Yo le había fabricado aquella caja unos años antes a una chica que todavía trabaja en la hilera de oficinas frente a la mía. Una chica de aspecto corriente, con el pelo castaño corto, ojos luminosos y buen color. Tenía la cintura ancha pero el cuerpo grácil, garbo de campesina —al mismo tiempo humilde y segura de sí misma— y pose serena, más que la de la mayoría de mujeres hermosas. Sus ojos contemplaban el mundo con profundidad pasiva y destellos ocasionales de humor letal. Era inteligente, más de lo que ella misma sabía, y yo quería que aprendiera a usar su inteligencia de forma más activa.

La cigarrera venía de una conversación de pasillo que habíamos tenido acerca de las decisiones y las oportunidades. Me pasé varias tardes sentado a mi mesa, montando aquella pequeña exquisitez en mis escasos momentos de inactividad.

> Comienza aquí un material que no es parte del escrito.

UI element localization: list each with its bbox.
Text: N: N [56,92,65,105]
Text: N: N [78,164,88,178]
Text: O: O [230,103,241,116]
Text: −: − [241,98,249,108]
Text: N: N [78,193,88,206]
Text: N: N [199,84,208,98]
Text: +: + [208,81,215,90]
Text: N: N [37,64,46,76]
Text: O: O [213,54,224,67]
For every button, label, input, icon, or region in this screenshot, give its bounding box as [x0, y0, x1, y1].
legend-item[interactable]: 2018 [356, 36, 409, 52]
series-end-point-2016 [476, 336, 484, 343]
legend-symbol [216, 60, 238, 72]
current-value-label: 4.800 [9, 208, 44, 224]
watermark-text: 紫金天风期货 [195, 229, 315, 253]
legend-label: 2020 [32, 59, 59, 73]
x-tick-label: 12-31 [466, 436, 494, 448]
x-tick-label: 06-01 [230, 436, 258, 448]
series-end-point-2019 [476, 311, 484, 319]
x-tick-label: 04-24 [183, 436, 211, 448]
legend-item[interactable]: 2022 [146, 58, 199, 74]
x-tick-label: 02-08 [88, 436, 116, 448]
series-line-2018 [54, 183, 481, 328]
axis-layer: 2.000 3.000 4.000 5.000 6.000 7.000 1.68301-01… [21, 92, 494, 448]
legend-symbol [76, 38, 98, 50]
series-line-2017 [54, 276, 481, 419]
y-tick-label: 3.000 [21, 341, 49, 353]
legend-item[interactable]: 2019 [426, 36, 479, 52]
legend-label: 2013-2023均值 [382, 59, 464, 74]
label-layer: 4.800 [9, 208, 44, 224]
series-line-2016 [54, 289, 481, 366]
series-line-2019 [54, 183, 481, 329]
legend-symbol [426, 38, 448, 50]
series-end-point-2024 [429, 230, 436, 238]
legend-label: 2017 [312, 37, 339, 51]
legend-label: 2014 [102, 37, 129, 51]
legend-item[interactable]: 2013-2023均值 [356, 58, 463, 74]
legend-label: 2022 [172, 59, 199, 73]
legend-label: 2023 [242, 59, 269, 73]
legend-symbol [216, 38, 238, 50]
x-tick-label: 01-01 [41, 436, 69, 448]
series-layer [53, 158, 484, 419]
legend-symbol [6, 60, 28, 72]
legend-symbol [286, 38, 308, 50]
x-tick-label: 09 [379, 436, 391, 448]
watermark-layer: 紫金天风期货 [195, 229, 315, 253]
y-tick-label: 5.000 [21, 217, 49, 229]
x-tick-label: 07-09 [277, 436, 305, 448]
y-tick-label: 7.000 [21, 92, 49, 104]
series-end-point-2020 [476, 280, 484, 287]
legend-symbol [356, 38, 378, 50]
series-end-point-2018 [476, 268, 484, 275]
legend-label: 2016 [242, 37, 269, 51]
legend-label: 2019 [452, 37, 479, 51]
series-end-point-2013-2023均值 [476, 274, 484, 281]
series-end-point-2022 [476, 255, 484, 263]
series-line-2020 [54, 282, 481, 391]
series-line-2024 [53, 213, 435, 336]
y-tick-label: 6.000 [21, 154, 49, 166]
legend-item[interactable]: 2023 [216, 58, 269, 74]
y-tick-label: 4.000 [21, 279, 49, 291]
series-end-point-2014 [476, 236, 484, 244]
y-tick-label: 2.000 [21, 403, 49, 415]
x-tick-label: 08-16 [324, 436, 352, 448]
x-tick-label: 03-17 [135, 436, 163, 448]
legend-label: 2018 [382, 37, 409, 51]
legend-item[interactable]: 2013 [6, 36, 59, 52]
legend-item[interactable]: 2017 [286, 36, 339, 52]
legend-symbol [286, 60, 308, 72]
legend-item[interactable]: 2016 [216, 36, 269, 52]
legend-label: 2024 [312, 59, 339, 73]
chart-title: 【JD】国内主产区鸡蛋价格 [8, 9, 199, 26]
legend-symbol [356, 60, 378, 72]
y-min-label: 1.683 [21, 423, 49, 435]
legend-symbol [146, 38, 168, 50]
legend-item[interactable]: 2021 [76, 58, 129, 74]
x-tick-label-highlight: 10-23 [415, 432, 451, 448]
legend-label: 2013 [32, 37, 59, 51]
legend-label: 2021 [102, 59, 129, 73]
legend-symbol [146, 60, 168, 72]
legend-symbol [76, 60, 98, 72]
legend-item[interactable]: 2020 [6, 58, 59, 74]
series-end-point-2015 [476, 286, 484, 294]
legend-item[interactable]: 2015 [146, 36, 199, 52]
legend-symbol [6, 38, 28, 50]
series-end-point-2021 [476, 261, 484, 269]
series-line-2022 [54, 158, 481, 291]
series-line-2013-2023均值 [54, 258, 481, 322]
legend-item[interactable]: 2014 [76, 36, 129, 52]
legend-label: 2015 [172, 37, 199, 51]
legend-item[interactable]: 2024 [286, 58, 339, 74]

Me resulta extraño y conmovedor acordarme del esmero que puse en la cigarrera, de la sofisticación y el infantilismo, de cómo me la imaginaba en manos de ella. La invité a almorzar para regalársela y sí, yo tenía razón: cuando la vio, el destello no solo le iluminó los ojos sino también la cara entera, y en aquel instante me convertí para ella en un mago que le había regalado un objeto encantado. Y como si fuera un mago me escuchó mientras yo le hablaba de ella: de cómo era, de lo que necesitaba y de lo que le hacía falta corregir.

—Estamos en pleno viaje —le dije, y era verdad. Al final del viaje, ella había cobrado conciencia de su ambición y había aprendido a satisfacerla. Con el tiempo aparecerían otras chicas con las que me gustaría más flirtear. Pero durante años —casi diez años— mantuve viva nuestra amistad ofreciéndole cumplidos diarios y almuerzos esporádicos. Todavía guardo una nota que me escribió a mano y que dice que nuestros almuerzos eran la «gloria» de su semana.

Ahora no me había devuelto mi regalo a mí, sino a un despacho vacío. Se había convertido en una de mis acusadoras.

Dejé la caja en el cubo de la basura al salir, pero luego, como no quería dejar tras de mí la prueba de aquella amargura, di media vuelta para recogerla. Mi intención era tirarla en una papelera de la calle. Pero lo que hice fue llevármela a casa y meterla en un cajón donde Carolina no la encontrara.